OlympicArena: Benchmarking del Ragionamento Cognitivo Multidisciplinare per l'Intelligenza Artificiale Superintelligente
OlympicArena: Benchmarking Multi-discipline Cognitive Reasoning for Superintelligent AI
June 18, 2024
Autori: Zhen Huang, Zengzhi Wang, Shijie Xia, Xuefeng Li, Haoyang Zou, Ruijie Xu, Run-Ze Fan, Lyumanshan Ye, Ethan Chern, Yixin Ye, Yikai Zhang, Yuqing Yang, Ting Wu, Binjie Wang, Shichao Sun, Yang Xiao, Yiyuan Li, Fan Zhou, Steffi Chern, Yiwei Qin, Yan Ma, Jiadi Su, Yixiu Liu, Yuxiang Zheng, Shaoting Zhang, Dahua Lin, Yu Qiao, Pengfei Liu
cs.AI
Abstract
L'evoluzione dell'Intelligenza Artificiale (IA) è stata significativamente accelerata dai progressi nei Modelli Linguistici di Grande Scala (LLM) e nei Modelli Multimodali di Grande Scala (LMM), che gradualmente dimostrano potenziali capacità di ragionamento cognitivo nella risoluzione di problemi e nella scoperta scientifica (ad esempio, AI4Science), una volta esclusive dell'intelletto umano.
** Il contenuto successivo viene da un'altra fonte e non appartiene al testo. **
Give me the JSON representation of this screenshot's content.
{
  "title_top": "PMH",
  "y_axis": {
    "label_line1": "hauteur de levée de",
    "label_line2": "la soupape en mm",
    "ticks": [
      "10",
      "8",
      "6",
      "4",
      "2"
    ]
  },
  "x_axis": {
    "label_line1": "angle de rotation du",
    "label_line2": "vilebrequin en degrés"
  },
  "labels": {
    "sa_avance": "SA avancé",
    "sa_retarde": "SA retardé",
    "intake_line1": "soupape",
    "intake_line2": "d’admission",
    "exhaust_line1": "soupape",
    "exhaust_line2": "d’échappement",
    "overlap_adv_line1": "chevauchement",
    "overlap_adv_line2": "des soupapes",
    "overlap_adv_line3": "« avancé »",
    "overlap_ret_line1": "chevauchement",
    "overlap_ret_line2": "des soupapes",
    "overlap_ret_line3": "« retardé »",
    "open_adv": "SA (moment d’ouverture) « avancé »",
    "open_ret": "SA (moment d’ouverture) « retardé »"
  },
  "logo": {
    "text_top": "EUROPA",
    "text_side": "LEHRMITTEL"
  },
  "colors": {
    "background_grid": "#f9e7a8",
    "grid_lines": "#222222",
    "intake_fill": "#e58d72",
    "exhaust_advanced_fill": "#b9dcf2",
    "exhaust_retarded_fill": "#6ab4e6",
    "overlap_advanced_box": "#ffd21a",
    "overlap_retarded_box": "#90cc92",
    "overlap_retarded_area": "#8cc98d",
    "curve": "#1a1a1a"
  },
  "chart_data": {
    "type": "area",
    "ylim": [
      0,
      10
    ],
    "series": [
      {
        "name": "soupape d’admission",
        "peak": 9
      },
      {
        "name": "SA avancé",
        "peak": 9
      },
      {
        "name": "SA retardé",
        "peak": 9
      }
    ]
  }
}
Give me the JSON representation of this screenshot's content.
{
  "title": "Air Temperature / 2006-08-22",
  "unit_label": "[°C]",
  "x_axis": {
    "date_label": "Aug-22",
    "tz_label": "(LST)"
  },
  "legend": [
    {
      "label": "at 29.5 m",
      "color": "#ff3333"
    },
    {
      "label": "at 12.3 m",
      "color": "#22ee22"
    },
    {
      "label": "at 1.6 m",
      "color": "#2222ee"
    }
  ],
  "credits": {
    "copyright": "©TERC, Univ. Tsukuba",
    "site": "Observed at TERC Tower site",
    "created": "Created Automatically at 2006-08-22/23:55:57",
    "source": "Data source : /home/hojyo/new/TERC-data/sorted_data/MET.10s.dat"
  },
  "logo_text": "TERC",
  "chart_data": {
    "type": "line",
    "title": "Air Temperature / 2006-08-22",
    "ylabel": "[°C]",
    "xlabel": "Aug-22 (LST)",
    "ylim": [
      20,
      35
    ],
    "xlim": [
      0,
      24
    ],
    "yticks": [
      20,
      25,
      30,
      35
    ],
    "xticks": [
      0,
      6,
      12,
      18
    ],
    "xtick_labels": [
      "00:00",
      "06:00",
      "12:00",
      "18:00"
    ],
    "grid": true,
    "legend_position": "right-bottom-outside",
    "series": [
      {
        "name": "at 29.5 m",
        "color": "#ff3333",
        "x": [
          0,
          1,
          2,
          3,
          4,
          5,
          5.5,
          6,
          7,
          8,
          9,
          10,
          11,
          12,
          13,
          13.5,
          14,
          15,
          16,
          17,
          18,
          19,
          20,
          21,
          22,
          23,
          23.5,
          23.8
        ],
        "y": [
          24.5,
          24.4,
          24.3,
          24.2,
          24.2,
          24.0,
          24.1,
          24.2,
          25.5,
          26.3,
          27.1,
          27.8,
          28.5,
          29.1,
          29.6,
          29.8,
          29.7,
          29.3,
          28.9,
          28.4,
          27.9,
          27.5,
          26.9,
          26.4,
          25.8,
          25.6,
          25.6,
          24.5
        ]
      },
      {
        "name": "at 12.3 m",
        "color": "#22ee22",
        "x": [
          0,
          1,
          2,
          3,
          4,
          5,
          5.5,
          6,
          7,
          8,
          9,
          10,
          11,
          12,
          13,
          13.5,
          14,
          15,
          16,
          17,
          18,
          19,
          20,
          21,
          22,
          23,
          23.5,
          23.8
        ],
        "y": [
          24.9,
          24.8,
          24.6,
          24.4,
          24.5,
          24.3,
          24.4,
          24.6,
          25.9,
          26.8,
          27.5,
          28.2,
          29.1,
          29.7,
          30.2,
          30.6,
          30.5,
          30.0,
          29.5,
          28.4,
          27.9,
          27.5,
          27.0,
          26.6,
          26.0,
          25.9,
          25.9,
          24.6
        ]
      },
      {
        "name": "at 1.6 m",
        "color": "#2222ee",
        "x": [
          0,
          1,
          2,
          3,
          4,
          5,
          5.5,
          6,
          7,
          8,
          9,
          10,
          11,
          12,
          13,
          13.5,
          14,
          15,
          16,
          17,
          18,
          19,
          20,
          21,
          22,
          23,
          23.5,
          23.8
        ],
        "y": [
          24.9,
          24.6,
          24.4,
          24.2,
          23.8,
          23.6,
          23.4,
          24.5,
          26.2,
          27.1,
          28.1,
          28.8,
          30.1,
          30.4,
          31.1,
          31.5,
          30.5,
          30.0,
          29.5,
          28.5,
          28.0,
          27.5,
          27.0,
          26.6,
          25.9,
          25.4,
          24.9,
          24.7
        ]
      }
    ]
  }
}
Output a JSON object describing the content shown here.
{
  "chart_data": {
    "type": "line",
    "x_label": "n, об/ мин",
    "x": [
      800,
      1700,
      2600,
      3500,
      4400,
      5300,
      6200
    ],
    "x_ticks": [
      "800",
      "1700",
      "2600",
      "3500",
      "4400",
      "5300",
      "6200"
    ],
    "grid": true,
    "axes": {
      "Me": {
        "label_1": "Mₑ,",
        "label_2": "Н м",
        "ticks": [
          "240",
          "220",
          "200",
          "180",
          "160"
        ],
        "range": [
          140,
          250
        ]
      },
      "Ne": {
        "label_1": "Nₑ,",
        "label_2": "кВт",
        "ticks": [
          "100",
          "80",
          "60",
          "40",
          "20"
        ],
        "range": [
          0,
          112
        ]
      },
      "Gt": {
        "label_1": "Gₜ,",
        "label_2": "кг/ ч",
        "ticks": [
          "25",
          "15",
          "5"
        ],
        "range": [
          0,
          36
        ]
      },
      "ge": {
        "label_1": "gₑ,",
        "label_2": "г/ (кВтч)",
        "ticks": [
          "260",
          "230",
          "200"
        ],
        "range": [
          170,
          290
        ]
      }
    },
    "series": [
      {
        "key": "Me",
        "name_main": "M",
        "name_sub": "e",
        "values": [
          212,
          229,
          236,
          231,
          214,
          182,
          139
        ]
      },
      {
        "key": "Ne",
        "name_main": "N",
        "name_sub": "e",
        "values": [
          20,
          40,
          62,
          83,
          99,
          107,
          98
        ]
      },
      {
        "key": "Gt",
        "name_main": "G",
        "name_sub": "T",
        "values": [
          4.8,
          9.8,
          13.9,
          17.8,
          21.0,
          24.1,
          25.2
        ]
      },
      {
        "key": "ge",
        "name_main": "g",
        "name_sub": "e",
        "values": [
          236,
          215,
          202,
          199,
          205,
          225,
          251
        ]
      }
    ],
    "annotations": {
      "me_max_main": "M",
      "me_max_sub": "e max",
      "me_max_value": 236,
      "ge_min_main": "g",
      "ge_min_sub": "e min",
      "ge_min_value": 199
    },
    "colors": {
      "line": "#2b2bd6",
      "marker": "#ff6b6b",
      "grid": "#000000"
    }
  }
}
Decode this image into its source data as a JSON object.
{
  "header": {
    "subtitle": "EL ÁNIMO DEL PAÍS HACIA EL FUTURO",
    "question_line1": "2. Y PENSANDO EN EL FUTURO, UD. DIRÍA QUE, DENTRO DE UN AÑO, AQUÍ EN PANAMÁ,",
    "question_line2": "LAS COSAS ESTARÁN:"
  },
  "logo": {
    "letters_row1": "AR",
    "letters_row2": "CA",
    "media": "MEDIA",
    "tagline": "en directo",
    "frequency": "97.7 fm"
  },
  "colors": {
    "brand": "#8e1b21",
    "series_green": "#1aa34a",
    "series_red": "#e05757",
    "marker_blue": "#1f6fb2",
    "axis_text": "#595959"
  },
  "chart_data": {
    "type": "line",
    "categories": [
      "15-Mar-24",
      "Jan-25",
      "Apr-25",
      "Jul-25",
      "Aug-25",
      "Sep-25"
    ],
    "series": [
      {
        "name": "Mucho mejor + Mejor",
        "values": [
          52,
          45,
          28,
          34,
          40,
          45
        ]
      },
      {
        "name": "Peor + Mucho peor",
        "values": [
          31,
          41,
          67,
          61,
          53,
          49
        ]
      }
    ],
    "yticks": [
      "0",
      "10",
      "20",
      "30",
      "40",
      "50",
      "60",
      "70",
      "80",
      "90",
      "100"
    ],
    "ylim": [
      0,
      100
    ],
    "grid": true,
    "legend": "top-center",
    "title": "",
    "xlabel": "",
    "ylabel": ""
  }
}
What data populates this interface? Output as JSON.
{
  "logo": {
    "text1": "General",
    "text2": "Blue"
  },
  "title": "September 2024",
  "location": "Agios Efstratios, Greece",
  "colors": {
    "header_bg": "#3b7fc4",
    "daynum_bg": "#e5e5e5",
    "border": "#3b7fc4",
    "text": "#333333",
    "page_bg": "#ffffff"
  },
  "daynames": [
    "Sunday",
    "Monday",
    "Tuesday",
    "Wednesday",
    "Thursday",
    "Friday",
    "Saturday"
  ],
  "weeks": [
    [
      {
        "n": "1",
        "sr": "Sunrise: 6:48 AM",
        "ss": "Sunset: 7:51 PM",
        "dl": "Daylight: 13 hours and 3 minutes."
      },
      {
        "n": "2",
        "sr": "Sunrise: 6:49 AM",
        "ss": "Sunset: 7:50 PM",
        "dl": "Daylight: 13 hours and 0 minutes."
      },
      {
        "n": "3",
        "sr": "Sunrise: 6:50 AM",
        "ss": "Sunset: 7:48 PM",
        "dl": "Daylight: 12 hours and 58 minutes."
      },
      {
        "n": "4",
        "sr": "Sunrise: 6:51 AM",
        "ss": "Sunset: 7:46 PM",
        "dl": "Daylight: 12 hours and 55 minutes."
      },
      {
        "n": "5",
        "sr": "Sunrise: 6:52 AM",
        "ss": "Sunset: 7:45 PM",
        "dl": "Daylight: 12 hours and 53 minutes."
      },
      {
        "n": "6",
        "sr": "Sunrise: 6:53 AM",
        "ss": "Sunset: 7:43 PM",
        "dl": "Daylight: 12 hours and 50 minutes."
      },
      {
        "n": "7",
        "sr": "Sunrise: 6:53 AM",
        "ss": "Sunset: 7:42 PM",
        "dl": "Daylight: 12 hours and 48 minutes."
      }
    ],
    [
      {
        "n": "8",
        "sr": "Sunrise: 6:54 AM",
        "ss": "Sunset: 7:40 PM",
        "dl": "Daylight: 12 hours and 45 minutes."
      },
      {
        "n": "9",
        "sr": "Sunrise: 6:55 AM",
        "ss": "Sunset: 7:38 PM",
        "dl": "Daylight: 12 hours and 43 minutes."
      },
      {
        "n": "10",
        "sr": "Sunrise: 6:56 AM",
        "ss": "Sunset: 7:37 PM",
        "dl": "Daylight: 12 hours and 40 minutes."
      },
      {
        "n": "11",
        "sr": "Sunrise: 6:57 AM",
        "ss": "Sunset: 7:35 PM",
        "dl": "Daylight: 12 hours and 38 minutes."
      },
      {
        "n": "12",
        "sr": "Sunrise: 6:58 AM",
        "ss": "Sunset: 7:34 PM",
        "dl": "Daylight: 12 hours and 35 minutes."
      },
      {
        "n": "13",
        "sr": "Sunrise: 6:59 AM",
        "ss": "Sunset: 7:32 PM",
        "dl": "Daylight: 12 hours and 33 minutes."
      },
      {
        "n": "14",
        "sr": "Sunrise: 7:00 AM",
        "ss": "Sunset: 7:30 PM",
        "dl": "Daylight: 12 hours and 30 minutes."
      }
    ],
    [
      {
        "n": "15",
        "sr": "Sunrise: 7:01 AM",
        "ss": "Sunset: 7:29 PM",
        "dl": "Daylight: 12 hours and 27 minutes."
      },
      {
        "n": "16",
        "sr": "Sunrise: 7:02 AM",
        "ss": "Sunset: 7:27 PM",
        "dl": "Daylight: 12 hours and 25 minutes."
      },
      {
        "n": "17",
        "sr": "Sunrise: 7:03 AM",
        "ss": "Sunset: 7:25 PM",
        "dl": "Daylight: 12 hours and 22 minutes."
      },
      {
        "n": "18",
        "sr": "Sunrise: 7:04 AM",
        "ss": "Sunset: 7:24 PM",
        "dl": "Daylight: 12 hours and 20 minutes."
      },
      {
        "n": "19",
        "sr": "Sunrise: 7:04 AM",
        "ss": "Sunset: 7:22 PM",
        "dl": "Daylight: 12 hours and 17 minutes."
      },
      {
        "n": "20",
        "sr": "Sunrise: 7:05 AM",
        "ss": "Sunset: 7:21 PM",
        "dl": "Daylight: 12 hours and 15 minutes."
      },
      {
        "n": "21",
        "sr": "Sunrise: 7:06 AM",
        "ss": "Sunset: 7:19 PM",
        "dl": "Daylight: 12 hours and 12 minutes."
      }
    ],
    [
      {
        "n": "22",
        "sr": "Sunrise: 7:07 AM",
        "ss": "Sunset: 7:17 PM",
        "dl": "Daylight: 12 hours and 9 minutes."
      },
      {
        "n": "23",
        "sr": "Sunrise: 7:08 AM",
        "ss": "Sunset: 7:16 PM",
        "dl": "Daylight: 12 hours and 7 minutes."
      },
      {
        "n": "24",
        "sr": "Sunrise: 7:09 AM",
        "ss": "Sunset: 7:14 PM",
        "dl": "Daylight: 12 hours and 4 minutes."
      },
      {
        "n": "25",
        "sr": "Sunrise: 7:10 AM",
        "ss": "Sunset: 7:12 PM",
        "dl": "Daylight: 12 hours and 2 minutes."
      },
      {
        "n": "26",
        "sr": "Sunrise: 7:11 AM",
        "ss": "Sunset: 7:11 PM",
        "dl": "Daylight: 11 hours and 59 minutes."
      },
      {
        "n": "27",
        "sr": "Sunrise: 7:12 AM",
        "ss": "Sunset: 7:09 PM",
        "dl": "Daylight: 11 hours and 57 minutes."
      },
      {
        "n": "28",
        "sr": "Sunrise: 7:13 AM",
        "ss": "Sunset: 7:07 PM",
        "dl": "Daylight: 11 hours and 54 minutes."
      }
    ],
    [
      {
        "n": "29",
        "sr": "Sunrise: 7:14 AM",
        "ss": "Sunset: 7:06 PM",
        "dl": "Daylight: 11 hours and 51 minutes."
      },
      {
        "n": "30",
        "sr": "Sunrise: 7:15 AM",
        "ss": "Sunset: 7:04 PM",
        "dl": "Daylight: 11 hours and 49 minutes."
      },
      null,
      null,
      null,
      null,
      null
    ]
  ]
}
Per valutare in modo completo le prestazioni dei modelli attuali nelle capacità di ragionamento cognitivo, introduciamo OlympicArena, che include 11.163 problemi bilingue in modalità testuale e interleaved testo-immagine. Queste sfide abbracciano un'ampia gamma di discipline che coprono sette campi e 62 competizioni olimpiche internazionali, rigorosamente esaminate per evitare perdite di dati. Sosteniamo che le sfide nei problemi delle competizioni olimpiche sono ideali per valutare il ragionamento cognitivo dell'IA a causa della loro complessità e natura interdisciplinare, essenziali per affrontare sfide scientifiche complesse e facilitare scoperte. Oltre a valutare le prestazioni in varie discipline utilizzando criteri basati solo sulla risposta, conduciamo esperimenti e analisi dettagliate da molteplici prospettive. Approfondiamo le capacità di ragionamento cognitivo dei modelli, le loro prestazioni in diverse modalità e i loro risultati nelle valutazioni a livello di processo, cruciali per compiti che richiedono ragionamenti complessi con soluzioni lunghe. Le nostre valutazioni estensive rivelano che anche modelli avanzati come GPT-4o raggiungono solo un'accuratezza complessiva del 39,97%, illustrando le attuali limitazioni dell'IA nel ragionamento complesso e nell'integrazione multimodale. Attraverso OlympicArena, miriamo a far progredire l'IA verso la superintelligenza, dotandola degli strumenti per affrontare sfide più complesse nella scienza e oltre. Forniamo anche un insieme completo di risorse per supportare la ricerca sull'IA, inclusi un dataset di benchmark, una piattaforma di annotazione open-source, uno strumento di valutazione dettagliato e una classifica con funzionalità di invio automatico.
English
The evolution of Artificial Intelligence (AI) has been significantly
accelerated by advancements in Large Language Models (LLMs) and Large
Multimodal Models (LMMs), gradually showcasing potential cognitive reasoning
abilities in problem-solving and scientific discovery (i.e., AI4Science) once
exclusive to human intellect. To comprehensively evaluate current models'
performance in cognitive reasoning abilities, we introduce OlympicArena, which
includes 11,163 bilingual problems across both text-only and interleaved
text-image modalities. These challenges encompass a wide range of disciplines
spanning seven fields and 62 international Olympic competitions, rigorously
examined for data leakage. We argue that the challenges in Olympic competition
problems are ideal for evaluating AI's cognitive reasoning due to their
complexity and interdisciplinary nature, which are essential for tackling
complex scientific challenges and facilitating discoveries. Beyond evaluating
performance across various disciplines using answer-only criteria, we conduct
detailed experiments and analyses from multiple perspectives. We delve into the
models' cognitive reasoning abilities, their performance across different
modalities, and their outcomes in process-level evaluations, which are vital
for tasks requiring complex reasoning with lengthy solutions. Our extensive
evaluations reveal that even advanced models like GPT-4o only achieve a 39.97%
overall accuracy, illustrating current AI limitations in complex reasoning and
multimodal integration. Through the OlympicArena, we aim to advance AI towards
superintelligence, equipping it to address more complex challenges in science
and beyond. We also provide a comprehensive set of resources to support AI
research, including a benchmark dataset, an open-source annotation platform, a
detailed evaluation tool, and a leaderboard with automatic submission features.